Если бы мне вчера вечером (когда я в 8 часов заглянул с улицы в парадный зал Еврейской ратуши, где разместилось куда больше сотни евреев-эмигрантов из России – они дожидаются здесь американской визы, – зал набит битком, как на массовом митинге, а позже, в половине первого ночи, я видел, как они все там спят, один подле другого, они даже в креслах спали, там и тут кто-то покашливал, или переворачивался на другой бок, или осторожно пробирался между рядами, электрический свет горит всю ночь), если бы мне позволили быть, кем я хочу, то я бы хотел быть маленьким еврейским мальчонкой с Востока, где-нибудь в уголке, совершенно беззаботным, отец рассуждает с мужчинами посреди зала, мать, тепло укутанная, копается в дорожном скарбе, сестра болтает с девчонками, временами запуская пальцы в свои красивые волосы, – а через неделю-другую наконец-то Америка. Правда, это не так просто, уже есть случаи дизентерии, люди стоят в переулке и кричат в окна бранные слова, даже среди самих евреев вспыхивают ссоры, двое даже с ножами друг на друга шли. Но когда ты маленький, мигом все замечаешь и оцениваешь – что с тобой тогда может случиться? А такие мальчуганы там шныряли во множестве, перелезали через матрацы, ползали под стульями и поджидали, когда им дадут хлеба, который кто-нибудь – ведь это
Вторник
Сегодня пришли два письма и открытка. Распечатал я их нерешительно. Ты либо непостижимо добра, либо непостижимо владеешь собой, все говорит в пользу первого, а кое-что и в пользу второго.

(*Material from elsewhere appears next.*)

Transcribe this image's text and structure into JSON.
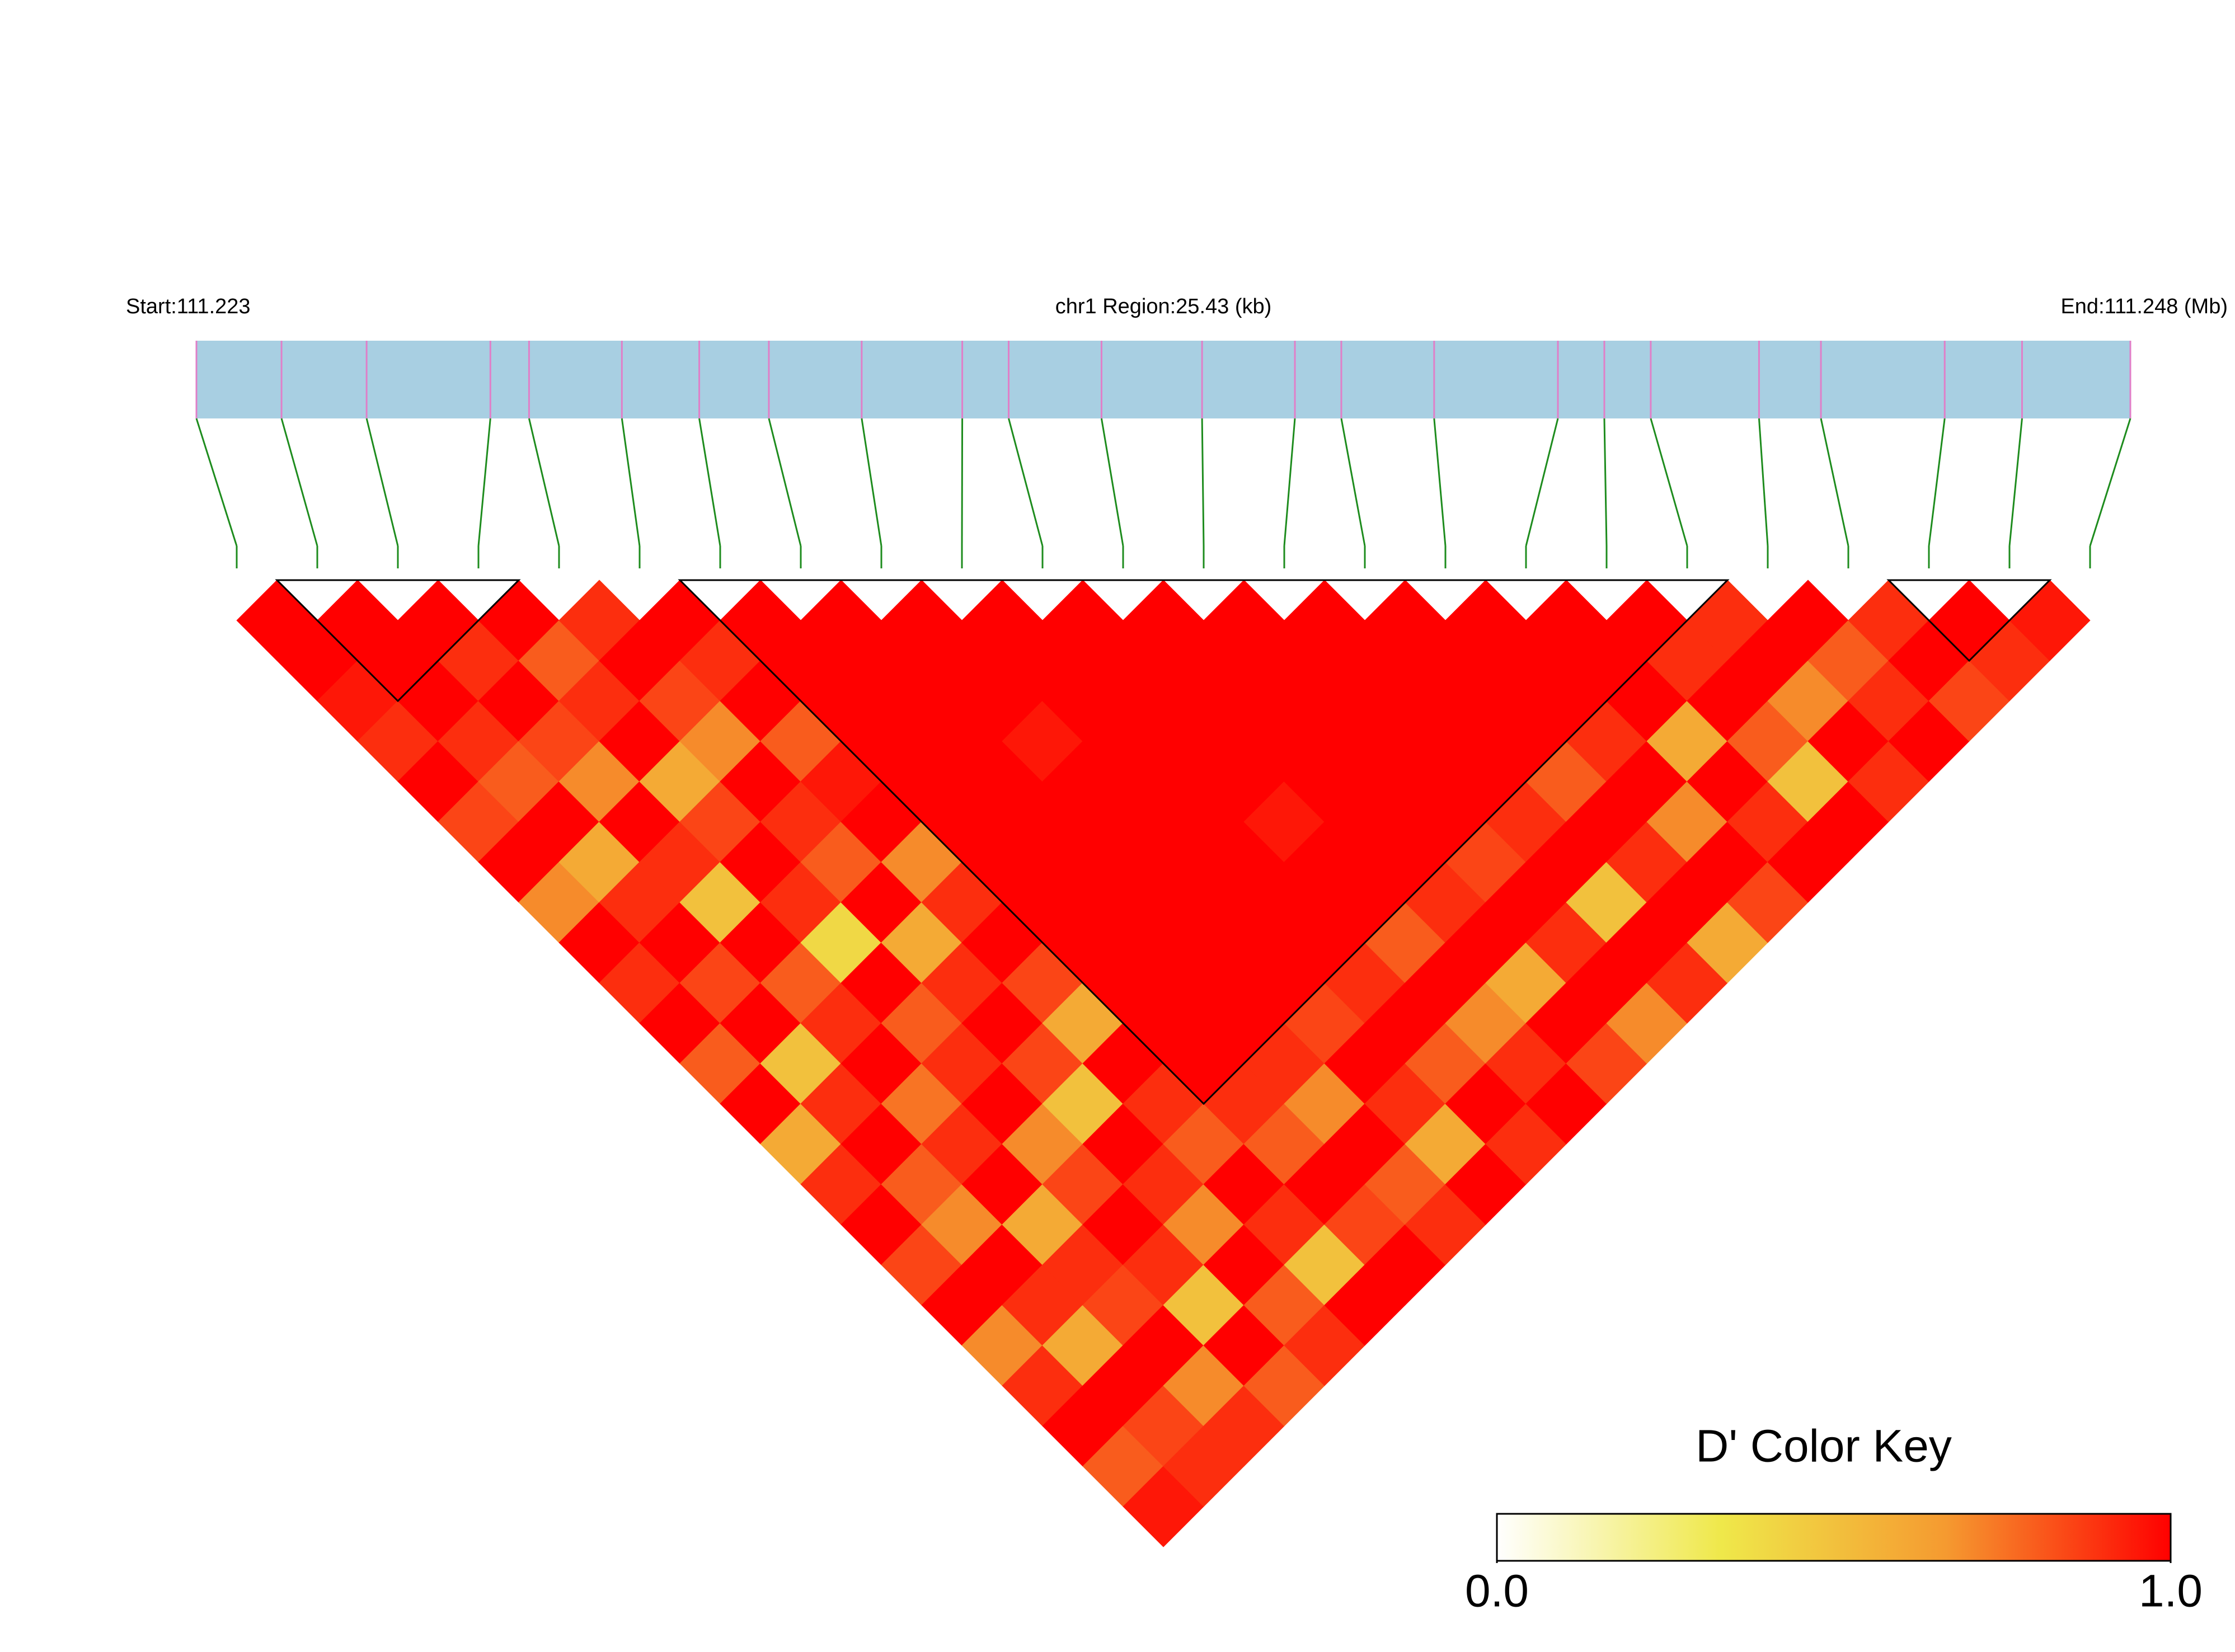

Повторяю: ты была совершенно права. Мой разговор с В. был по отношению к тебе полон бестактности, зашоренного упрямства, ребячливой глупости, самодовольства и даже равнодушия, и, если бы ты – что невозможно – совершила такое по отношению ко мне, я бы потерял рассудок, и не только на миг телеграммы.[131]

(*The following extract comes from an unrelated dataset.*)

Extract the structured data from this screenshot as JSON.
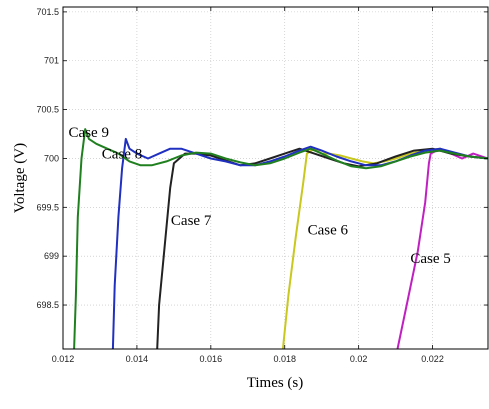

Телеграмму я прочел лишь дважды, один раз бегло, как только получил, а потом через несколько дней и тогда порвал ее.
Трудно описать, каково было читать ее впервые, так много всего обрушилось. Самое явственное ощущение было, что ты меня ударила; по-моему, телеграмма начиналась с «немедленно», это и был удар.
Нет, сегодня я еще не могу писать об этом подробно, не потому, что особенно устал, а потому, что «тяжел». На меня повеяло Ничто, о котором я однажды писал.

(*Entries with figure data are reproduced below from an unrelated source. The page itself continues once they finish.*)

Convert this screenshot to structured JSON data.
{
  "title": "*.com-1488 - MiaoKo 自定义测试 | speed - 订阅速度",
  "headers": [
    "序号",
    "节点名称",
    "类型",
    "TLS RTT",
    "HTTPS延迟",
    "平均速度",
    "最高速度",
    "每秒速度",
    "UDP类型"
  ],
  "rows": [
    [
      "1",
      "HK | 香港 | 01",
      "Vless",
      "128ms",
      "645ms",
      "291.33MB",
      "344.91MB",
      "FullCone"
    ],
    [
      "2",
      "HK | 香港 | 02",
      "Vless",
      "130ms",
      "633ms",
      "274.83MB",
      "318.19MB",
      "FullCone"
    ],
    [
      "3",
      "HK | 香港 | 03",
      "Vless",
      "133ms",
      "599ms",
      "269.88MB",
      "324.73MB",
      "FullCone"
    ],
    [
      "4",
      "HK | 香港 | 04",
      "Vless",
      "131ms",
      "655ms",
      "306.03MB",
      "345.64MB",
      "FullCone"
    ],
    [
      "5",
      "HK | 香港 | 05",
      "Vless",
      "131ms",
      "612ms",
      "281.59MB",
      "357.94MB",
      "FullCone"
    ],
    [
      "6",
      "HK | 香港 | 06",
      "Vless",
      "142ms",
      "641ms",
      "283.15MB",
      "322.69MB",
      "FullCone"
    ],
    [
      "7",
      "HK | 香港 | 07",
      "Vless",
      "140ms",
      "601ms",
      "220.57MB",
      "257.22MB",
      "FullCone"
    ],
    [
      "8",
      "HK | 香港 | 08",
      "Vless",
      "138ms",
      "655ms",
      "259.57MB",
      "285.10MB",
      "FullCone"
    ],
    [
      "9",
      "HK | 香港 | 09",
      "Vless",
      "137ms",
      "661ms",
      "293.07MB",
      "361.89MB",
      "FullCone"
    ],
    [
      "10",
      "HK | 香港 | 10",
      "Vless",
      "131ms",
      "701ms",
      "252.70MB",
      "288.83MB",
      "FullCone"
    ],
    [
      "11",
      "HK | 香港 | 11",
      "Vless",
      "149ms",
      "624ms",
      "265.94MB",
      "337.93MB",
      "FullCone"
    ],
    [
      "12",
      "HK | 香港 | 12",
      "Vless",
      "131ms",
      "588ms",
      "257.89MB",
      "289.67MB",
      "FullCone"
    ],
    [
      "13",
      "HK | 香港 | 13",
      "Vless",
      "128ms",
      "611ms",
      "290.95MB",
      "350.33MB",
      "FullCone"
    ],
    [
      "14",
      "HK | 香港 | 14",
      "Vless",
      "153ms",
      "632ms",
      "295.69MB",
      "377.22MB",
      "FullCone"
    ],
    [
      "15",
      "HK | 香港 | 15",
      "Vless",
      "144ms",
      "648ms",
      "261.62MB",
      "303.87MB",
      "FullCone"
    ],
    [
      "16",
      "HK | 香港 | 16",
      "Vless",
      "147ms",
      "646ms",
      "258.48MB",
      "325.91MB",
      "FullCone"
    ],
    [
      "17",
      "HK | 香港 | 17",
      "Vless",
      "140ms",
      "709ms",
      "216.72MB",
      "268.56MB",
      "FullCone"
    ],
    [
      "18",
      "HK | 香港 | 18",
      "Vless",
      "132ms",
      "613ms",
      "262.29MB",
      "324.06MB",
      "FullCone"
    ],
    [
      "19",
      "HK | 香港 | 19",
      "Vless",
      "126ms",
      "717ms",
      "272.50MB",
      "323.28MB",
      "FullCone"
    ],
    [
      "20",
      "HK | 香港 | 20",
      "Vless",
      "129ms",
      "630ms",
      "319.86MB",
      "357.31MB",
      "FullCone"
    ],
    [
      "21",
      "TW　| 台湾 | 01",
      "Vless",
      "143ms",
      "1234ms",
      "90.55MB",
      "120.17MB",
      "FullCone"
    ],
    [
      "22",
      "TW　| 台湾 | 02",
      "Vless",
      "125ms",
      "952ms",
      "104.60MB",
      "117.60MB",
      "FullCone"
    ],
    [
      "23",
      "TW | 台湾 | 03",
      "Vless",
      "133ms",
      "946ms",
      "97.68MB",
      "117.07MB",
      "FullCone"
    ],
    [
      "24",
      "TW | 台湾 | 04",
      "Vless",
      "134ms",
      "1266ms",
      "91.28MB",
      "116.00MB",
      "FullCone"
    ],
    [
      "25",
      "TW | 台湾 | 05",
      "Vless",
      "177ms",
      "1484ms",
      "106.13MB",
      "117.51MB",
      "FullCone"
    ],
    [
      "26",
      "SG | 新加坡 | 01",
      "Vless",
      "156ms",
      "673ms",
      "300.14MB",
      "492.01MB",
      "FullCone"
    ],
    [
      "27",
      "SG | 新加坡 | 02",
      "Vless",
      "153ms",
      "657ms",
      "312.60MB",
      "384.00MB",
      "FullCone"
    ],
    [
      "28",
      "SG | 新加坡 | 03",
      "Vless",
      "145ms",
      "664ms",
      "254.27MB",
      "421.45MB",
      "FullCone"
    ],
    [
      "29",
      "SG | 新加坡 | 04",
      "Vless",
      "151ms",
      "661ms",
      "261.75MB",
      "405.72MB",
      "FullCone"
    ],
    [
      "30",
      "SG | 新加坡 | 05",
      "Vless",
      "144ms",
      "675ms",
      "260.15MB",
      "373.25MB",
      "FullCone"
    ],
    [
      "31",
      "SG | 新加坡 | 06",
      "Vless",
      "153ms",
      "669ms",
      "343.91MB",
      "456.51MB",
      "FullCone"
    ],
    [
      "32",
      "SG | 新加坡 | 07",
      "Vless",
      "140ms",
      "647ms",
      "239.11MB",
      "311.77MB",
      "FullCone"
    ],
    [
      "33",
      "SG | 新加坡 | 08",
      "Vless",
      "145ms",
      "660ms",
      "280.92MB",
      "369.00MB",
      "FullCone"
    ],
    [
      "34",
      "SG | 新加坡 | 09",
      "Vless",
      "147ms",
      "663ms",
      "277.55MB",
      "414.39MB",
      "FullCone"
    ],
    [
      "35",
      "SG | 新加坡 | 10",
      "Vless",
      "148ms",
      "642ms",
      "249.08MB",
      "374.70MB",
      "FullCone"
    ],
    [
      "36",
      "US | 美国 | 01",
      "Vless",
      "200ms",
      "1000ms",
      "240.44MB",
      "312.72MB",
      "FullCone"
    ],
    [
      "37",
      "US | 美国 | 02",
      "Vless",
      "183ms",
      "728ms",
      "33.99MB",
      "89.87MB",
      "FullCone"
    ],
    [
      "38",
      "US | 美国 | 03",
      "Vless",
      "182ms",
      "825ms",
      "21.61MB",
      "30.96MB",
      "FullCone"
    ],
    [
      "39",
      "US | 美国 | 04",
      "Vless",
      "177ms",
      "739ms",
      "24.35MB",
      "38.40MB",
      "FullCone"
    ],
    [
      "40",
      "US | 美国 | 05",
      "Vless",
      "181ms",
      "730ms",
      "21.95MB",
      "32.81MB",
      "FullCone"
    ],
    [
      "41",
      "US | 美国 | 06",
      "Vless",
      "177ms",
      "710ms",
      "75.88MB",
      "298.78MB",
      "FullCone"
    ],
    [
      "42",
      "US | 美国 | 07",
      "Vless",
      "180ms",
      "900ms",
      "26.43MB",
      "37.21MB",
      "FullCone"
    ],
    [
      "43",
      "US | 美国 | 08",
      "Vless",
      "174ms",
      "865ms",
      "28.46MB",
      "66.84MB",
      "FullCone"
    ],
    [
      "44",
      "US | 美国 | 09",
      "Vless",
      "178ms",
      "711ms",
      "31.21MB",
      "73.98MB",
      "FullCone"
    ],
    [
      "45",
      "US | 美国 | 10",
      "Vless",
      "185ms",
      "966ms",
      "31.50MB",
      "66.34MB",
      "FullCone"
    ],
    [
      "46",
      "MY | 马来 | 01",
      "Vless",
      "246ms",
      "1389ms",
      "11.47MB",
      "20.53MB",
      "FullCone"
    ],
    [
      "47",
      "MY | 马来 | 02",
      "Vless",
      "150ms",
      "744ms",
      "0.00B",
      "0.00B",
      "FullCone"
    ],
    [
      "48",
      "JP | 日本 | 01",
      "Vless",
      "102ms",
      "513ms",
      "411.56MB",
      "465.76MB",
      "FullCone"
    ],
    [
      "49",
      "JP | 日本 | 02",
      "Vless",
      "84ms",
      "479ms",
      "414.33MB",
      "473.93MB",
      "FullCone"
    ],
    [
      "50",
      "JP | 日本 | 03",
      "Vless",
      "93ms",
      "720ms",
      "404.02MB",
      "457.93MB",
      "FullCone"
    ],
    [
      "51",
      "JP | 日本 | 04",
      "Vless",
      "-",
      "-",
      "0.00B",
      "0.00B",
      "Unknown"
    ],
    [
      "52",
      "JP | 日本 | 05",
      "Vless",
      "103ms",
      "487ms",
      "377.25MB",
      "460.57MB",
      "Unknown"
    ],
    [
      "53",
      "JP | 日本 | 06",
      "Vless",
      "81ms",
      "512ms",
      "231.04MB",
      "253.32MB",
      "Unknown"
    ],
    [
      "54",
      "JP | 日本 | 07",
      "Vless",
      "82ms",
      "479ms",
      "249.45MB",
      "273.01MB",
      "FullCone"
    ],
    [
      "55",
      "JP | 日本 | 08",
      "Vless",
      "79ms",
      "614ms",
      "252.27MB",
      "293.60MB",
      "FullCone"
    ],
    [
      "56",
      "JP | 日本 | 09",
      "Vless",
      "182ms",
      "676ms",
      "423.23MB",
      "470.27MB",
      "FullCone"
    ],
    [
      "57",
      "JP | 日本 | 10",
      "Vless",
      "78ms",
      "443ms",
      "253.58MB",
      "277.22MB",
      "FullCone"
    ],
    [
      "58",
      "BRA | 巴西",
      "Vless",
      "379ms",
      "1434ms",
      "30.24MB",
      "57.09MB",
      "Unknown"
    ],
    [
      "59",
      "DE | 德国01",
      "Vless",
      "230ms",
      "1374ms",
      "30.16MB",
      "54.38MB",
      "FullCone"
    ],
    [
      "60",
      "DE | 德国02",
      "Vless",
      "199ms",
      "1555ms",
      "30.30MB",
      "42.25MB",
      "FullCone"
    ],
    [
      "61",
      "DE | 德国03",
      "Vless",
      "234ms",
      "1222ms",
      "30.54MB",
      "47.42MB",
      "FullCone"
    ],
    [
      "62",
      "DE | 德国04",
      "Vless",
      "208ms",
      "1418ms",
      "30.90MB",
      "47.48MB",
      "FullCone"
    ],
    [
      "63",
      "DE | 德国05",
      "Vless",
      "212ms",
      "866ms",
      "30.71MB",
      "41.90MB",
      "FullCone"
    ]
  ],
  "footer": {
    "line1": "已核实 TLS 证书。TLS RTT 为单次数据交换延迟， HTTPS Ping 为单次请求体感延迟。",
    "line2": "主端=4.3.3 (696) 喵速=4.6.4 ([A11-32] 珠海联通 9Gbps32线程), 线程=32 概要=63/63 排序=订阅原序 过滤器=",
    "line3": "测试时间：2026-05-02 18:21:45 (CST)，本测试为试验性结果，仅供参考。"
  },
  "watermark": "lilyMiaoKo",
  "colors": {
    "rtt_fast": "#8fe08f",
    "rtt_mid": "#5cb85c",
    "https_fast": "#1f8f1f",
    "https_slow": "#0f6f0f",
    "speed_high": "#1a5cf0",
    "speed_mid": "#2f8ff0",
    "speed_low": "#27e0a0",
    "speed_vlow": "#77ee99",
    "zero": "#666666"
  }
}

Все было бы непонятно, если б я полагал, что совершил упомянутое выше с дурным умыслом, тогда бы я получил удар по заслугам. Нет, виноваты и мы оба, и ни один из нас.
Может быть, ты все же сумеешь преодолеть справедливое возмущение и примиришься с письмом В., которое найдешь в Вене. Я отправился к ней в тот же день, когда пришла телеграмма, после обеда, на квартиру твоего отца. Внизу было написано
Ярмила третьего дня заходила ко мне в бюро, она давно не имела вестей от тебя, не знала о наводнении и пришла спросить о тебе. Все прошло вполне благополучно. Оставалась она всего несколько минут. Твою просьбу насчет ее письма я передать забыл, но потом черкнул ей записку.
Письма я пока внимательно не читал, позднее напишу опять.
Только что пришла телеграмма. В самом деле? В самом деле? И ты больше не бьешь меня?
Нет, ты не можешь радоваться, это невозможно. Телеграмма послана под воздействием минуты, как и предыдущая, а правды нет ни там, ни здесь, иногда проснешься ни свет ни заря и думаешь, будто правда совсем рядом с постелью – могила с несколькими вялыми цветками, открытая, готовая принять.
Я едва отваживаюсь читать твои письма; могу их читать лишь с перерывами – не выдерживаю боли при чтении, Милена, – и снова я раздвигаю твои волосы и отвожу их в стороны, – в самом ли деле такой я злой зверь, злой с собой и такой же злой с тобой, или вернее будет назвать злым то, что стоит за мной и травит, терзает меня? Но я даже не отваживаюсь назвать его злым; только когда я пишу тебе, мне так кажется, и я это говорю.
А вообще все так и есть, как я написал. Когда я пишу тебе, о сне и мечтать не приходится – ни до, ни после; когда не пишу, то по крайней мере могу заснуть – самым хрупким сном, на час, не больше. Когда я не пишу, я чувствую только усталость, печаль и тяжесть на душе; когда пишу, меня терзают беспокойство и страх. Мы ведь умоляем друг друга о сострадании: я молю тебя позволить мне укрыться, забиться куда-нибудь, а ты – но сама эта возможность безумна, ужасно абсурдна.
Ты спрашиваешь: как же это возможно? Чего я хочу? Что я делаю?